Imagine you are a middle-class Ravennati artisan on your way to the market. In the open air of Ravenna, under a blue sky and wispy clouds, a Commedia dell'Arte troupe plays for the crowded street. You push through the crowd as it hisses and boos—doubtless some evil plan has just been hatched.
On stage, the gluttonous Dottore has just rambled himself to sleep, and Arlecchino, dressed in rags and shoe-less, does cartwheels while he waits. Suddenly Isabella dashes onto the stage in tears; close behind comes Flavio to apologize. They hide behind Dottore as Pantalone, Flavio's father, enters.
Pantalone can hardly understand the babbling of his servant Pedrolino, who has the accent of a Neapolitan farmer. Still, Pedrolino's apish gesticulations and frothing chops tell the story of a plan gone awry. Meanwhile Arlecchino has begun to sing candidly about Brighella's role in the mayhem, but everyone is too wrapped up in their immediate problems to pay him heed.
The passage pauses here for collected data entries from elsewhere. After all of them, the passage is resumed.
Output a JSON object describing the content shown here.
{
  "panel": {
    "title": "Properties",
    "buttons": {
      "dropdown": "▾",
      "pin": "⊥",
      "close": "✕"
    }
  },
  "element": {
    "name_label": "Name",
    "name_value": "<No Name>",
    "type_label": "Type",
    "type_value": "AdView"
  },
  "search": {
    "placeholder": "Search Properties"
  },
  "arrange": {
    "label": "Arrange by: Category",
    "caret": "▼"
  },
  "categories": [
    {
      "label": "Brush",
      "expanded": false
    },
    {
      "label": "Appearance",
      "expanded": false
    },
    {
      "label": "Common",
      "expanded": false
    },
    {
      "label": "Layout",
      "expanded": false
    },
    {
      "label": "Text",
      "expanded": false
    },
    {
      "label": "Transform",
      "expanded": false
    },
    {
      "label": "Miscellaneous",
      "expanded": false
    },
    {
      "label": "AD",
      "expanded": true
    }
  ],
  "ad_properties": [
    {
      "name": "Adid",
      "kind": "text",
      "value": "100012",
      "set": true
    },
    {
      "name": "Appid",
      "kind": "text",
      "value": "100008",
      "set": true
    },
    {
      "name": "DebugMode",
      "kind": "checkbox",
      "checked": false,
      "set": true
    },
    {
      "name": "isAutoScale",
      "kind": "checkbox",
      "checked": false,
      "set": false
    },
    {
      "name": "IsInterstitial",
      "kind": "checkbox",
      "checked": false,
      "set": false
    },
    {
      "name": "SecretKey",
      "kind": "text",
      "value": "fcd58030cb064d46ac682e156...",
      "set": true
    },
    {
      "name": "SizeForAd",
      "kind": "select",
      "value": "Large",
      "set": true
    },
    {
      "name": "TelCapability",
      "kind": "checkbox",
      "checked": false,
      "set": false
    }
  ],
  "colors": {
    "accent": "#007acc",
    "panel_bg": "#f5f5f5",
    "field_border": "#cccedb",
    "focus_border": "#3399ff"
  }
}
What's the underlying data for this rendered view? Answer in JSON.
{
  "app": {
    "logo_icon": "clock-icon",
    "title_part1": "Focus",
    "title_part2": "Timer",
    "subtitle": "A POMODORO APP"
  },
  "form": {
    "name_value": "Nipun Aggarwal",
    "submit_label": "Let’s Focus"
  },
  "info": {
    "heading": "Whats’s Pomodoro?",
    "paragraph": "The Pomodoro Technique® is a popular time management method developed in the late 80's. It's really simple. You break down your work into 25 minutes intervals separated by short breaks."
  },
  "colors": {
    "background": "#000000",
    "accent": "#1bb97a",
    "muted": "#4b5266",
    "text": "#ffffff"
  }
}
Commedia was usually called Commedia dell'Improviso in its time period. There are no videos or comprehensive descriptions of historical Commedia performances. Because Commedia is improvisational and the scenarios are only plot outlines, we have no description of most of the lazzi performed in shows. Everything we know about Commedia is derived from the writings of troupe members, visual depictions like this 1657 painting by Karel Dujardin, and audience accounts of shows they saw.
Later playwrights also used Commedia as a source for developing subsequent genres such as the Harlequinade, ballet d'action, and Renaissance theatre.